- Born: Michael Terrance Caffey July 14, 1930 San Francisco, California, US
- Died: May 3, 2017 (aged 86) Oregon, US
- Occupation: Television director
- Years active: 1966–1995

= Michael Caffey =

American television director (1930–2017)

Michael Terrance Caffey (born July 14, 1930 – May 5, 2017) was an American television director.

==Early life==

Michael's parents were Benjamin Franklin Caffey (1902–1983) and Verna Marguerite Caffey (1905–1972).

==Personal life==

Michael Caffey married Ann Gorey in 1949. Together they have 13 children. One of his children is Charlotte Caffey an American rock and roll guitarist and songwriter, best known for her work in the Go-Go's in the 1980s, including writing "We Got the Beat." Via Charlotte he is the father in law of the Redd Kross singer and guitarist, Jeff McDonald. Another child is Thomas Caffey who composes music for films. Thomas' most recent work was the trailer for 10,000 BC. One of his youngest children is Joyce Caffey who owns Ultrasonic Music in Los Angeles, California.

Michael Caffey owned Bird Rock Island. The Island surrounds Bird Rock State Marine Conservation Area.

==Film career==
He began his career as an editor on The Ten Commandments.

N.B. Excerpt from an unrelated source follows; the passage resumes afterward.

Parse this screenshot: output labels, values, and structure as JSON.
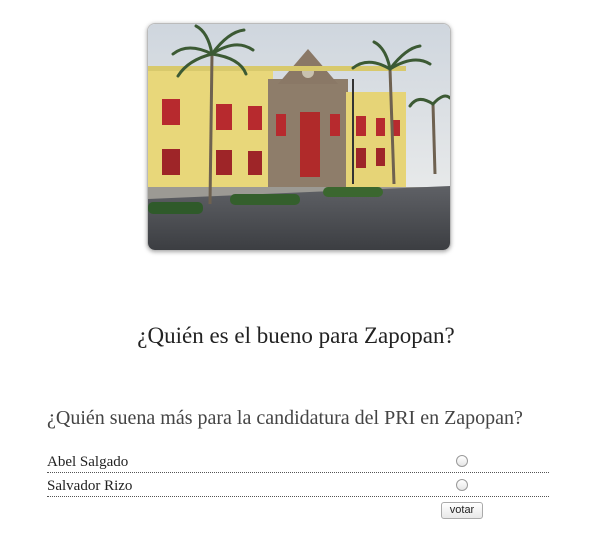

He was a director on the following television shows: B.J. and the Bear, Barnaby Jones, Bert D'Angelo/Superstar, Chicago Story, Dan August, Freebie and the Bean, Hagen, Grandpa Goes to Washington, Hawaii Five-O, Here's Boomer, It Takes a Thief, Kingston: Confidential, Legend, Legmen, The Young Rebels, The Name of the Game, Garrison's Gorillas, Hondo, Judd for the Defense, M.A.N.T.I.S., Manhunter, Mannix, Search, Serpico, The Rookies, The Bold Ones: The New Doctors, The Interns, The Immortal, Sword of Justice, The Hardy Boys Mysteries, The Streets of San Francisco, Hawkeye, Guns of Paradise, Paradise, Cagney & Lacey, The Wizard, Simon & Simon The Adventures of Bricso County Jr., The Amazing Spider-Man, Cannon, The F.B.I., The Doctors, The Master, The Mod Squad, The Nancy Drew Mysteries, The Wild Wild West, Two Marriages, Enos, Kay O'Brien, Kolchak: The Night Stalker, Buck Rogers in the 25th Century, Paris 7000, The Gemini Man, Trapper John, M.D., Crazy Like A Fox, High Performance, CHiPs, T.J. Hooker, Time Express, Emergency Plus Four, Logan's Run, The Survivors, The Hanged Man, Seven in Darkness, The Devil and Miss Sarah and The Silent Gun.